The good old pub sub model

The publish-subscribe (pub-sub) model is a foundational design pattern for asynchronous communication between agents. The core idea is that publishers generate messages, and subscribers listen for relevant messages without being directly coupled to the publisher.

For AI agents, pub-sub allows them to react dynamically to events instead of following a rigid execution plan. Depending on the degree of coupling between agents and messages, we can take two primary approaches:

The MQTT-Style Model (Loose Coupling, 1:Many Mapping) This approach follows a message-agnostic, event-driven paradigm, where:

  • Publishers post messages to broad topics without needing to know which agents will consume them.
  • Subscribers listen to topics but are responsible for interpreting the messages and determining their next action.
  • Messages are typically key-value pairs, JSON payloads, or blobs, allowing flexibility at the cost of stricter guarantees on message format.

Pros

  • Highly decoupled: Producers do not need to know about consumers.
  • Scales well: Many agents can subscribe to the same event stream.
  • Flexible: Allows for different types of subscribers with varying logic.

Cons

  • Parsing overhead: Each agent must interpret messages dynamically.
  • Risk of message format inconsistencies: Without strict schemas, errors may arise.
  • Limited real-time guarantees: Agents may introduce latency in processing.

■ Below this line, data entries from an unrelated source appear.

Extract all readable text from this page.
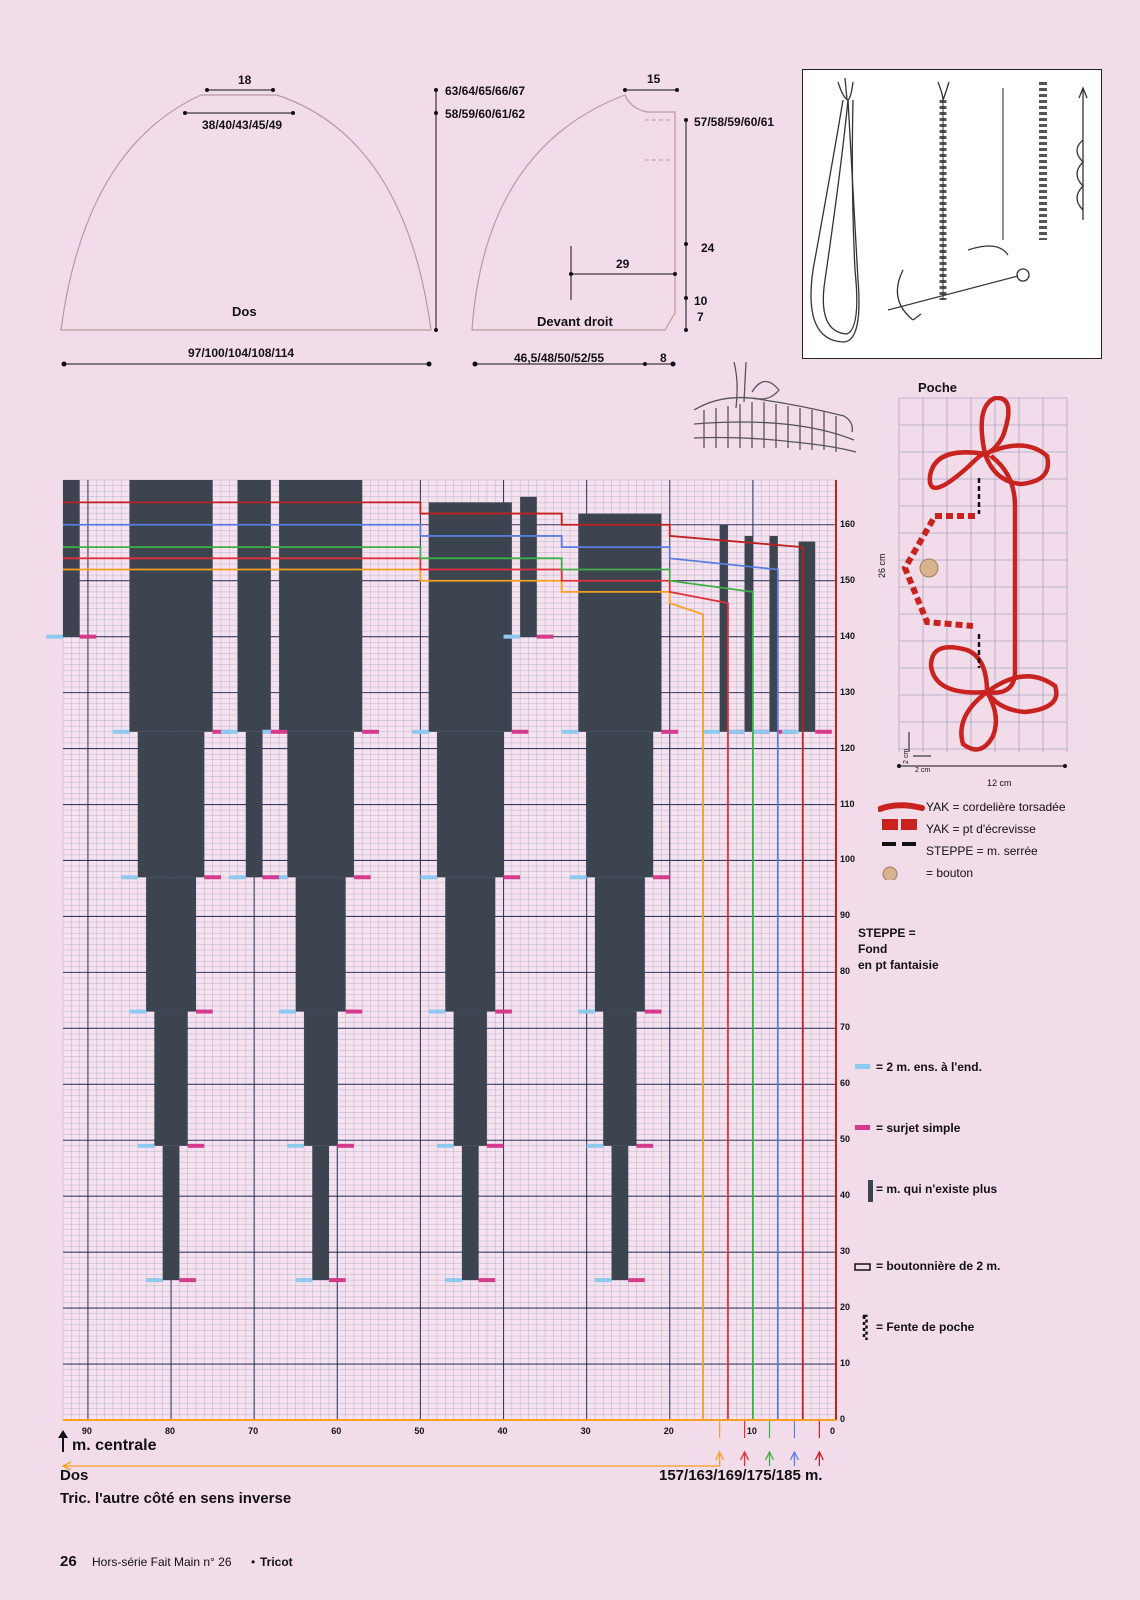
18
38/40/43/45/49
Dos
97/100/104/108/114
63/64/65/66/67
58/59/60/61/62
15
57/58/59/60/61
29
24
10
7
Devant droit
46,5/48/50/52/55	8
Poche
26 cm
2 cm
2 cm
12 cm
YAK = cordelière torsadée
YAK = pt d'écrevisse
STEPPE = m. serrée
= bouton
90	80	70	60	50	40	30	20	10	0
0
10
20
30
40
50
60
70
80
90
100
110
120
130
140
150
160
STEPPE =
Fond
en pt fantaisie
= 2 m. ens. à l'end.
= surjet simple
= m. qui n'existe plus
= boutonnière de 2 m.
= Fente de poche
m. centrale
Dos
Tric. l'autre côté en sens inverse
157/163/169/175/185 m.
26 Hors-série Fait Main n° 26 • Tricot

The ROS-Style Model (Strong Typing, 1:1 Mapping) This approach enforces strict message structure, leading to a deterministic and type-safe system, where:

  • Each topic has a well-defined schema.
  • Agents subscribe to topics knowing exactly what data format to expect.
  • Message payloads follow structured definitions, ensuring high reliability.

Pros

  • Deterministic and reliable: Agents know the exact structure of messages.
  • Efficient processing: No need to parse unstructured data.
  • Easier debugging and validation: Errors in message format are caught early.

Cons

  • Less flexible: Any change in the message format requires updating all subscribers.
  • Tighter coupling: Agents must be explicitly designed to handle specific message types.
  • More rigid scaling: Requires schema management as new agents are added.

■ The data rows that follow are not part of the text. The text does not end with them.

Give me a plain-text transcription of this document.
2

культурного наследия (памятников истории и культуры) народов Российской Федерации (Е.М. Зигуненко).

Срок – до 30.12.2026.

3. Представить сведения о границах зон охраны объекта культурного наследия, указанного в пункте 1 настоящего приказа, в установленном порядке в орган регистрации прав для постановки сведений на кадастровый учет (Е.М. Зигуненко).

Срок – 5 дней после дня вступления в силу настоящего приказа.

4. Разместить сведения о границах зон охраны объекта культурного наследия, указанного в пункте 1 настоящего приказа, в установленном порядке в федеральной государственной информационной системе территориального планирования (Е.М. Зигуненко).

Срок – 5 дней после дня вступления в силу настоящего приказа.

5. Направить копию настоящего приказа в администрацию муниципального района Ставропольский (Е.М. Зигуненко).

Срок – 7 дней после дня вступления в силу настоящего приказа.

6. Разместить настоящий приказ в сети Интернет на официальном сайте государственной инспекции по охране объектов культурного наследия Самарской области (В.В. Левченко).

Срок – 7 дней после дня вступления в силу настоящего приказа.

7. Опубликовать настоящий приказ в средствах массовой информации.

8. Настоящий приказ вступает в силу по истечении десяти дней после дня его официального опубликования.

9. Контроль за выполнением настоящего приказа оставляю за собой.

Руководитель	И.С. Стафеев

May be there is some scope for a hybrid approach.

The future

The pub sub model is not a panacea and is not to be treated as such. It introduces a whole new array of problems.

  • How to handle backpressure ?
  • How is traceability handled ?
  • How to handle message loss ? Retransmission ? Exponential backoff

These are not simple problems but there are existing paradigms that have solved this at scale. It will be easier to adopt those paradigms than to struggle with tight coupling.

Then you have the likes of CrewAI and a whole gamut of UI based agents such as Claude’s computer use and OpenAI’s operator which solve agent orchestration just based off of a command or a prompt.

Looking at all these challenges, it feels like we are just scratching the surface of agentic AI. Exciting times ahead!